The focus from many quarters on “Environmental, Social, & Governance” is intensifying. If you attended TIPRO’s annual summer conference week before last you heard Rep. Kenny Marchant confirm his belief that ESG considerations are not going away. Your energy business will be more competitive if you understand ESG and embrace it.
TOM MCNULTY, Principal and Managing Director at Valuescope, Inc., and JACK BELCHER AND PAUL LOONEY of Cornerstone Govrnment Affairs discuss ESG in “ESG A Valuation Framework”.
Tom’s takeaways:
- ESG’s biggest impact falls on energy companies.
- Rather than resist, it is best to engage.
- Using Valuescope’s DEFINE-MEASURE-VALUE model, energy companies can demonstrate positive valuation impact from developing and implementing an ESG program.
- DEFINE
- ESG metrics can be defined using one of several global standards, such as SASB.
- MEASURE
- Measurement is possible now for more and more corporate metrics due to digitization, “Big Data,” and analytics.
- VALUE
- Comparative valuation techniques across portfolios and peer groups, along with specific valuation models for intangible assets, have been around for decades.

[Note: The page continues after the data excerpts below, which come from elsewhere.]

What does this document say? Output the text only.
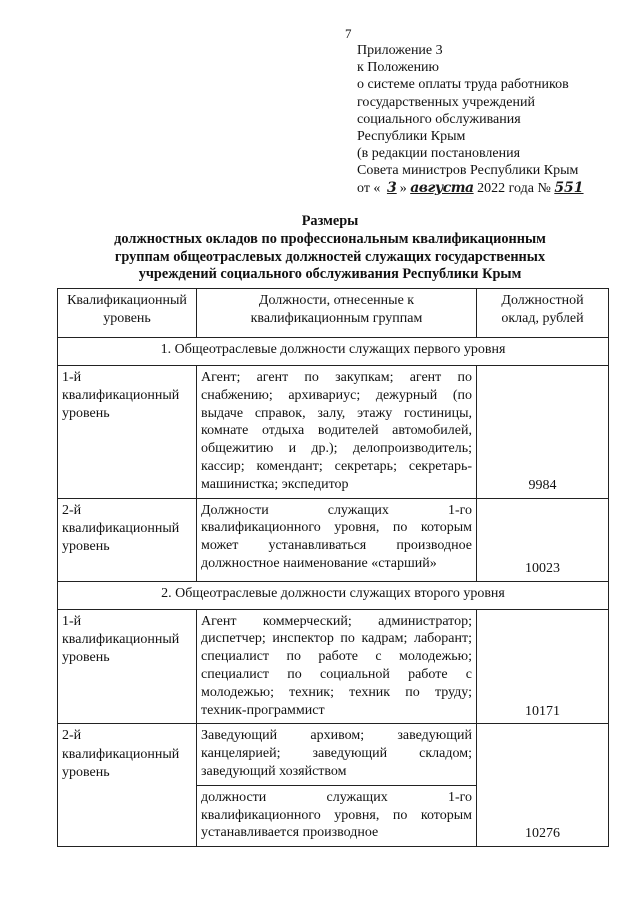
7
Приложение 3
к Положению
о системе оплаты труда работников
государственных учреждений
социального обслуживания
Республики Крым
(в редакции постановления
Совета министров Республики Крым
от « 3 » августа 2022 года № 551
Размеры
должностных окладов по профессиональным квалификационным
группам общеотраслевых должностей служащих государственных
учреждений социального обслуживания Республики Крым
Квалификационный уровень	Должности, отнесенные к квалификационным группам	Должностной оклад, рублей
1. Общеотраслевые должности служащих первого уровня		
1-й квалификационный уровень	Агент; агент по закупкам; агент по снабжению; архивариус; дежурный (по выдаче справок, залу, этажу гостиницы, комнате отдыха водителей автомобилей, общежитию и др.); делопроизводитель; кассир; комендант; секретарь; секретарь-машинистка; экспедитор	9984
2-й квалификационный уровень	Должности служащих 1-го квалификационного уровня, по которым может устанавливаться производное должностное наименование «старший»	10023
2. Общеотраслевые должности служащих второго уровня		
1-й квалификационный уровень	Агент коммерческий; администратор; диспетчер; инспектор по кадрам; лаборант; специалист по работе с молодежью; специалист по социальной работе с молодежью; техник; техник по труду; техник-программист	10171
2-й квалификационный уровень	Заведующий архивом; заведующий канцелярией; заведующий складом; заведующий хозяйством	10276
	должности служащих 1-го квалификационного уровня, по которым устанавливается производное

- REASONS TO ENGAGE NOW RATHER THAN LATER:
- ESG can unlock hidden value.
- If you don’t do it on your own you might be forced to do it by shareholders and regulators.
- You can gain a competitive advantage over your peer group by being a first mover.
- You can drive the narrative actively, rather than passively.
- You can mitigate the risks that poor ESG performance can have on your business.
- You will have access to capital that will engage only if your ESG program and assets are defined, measured, and valued.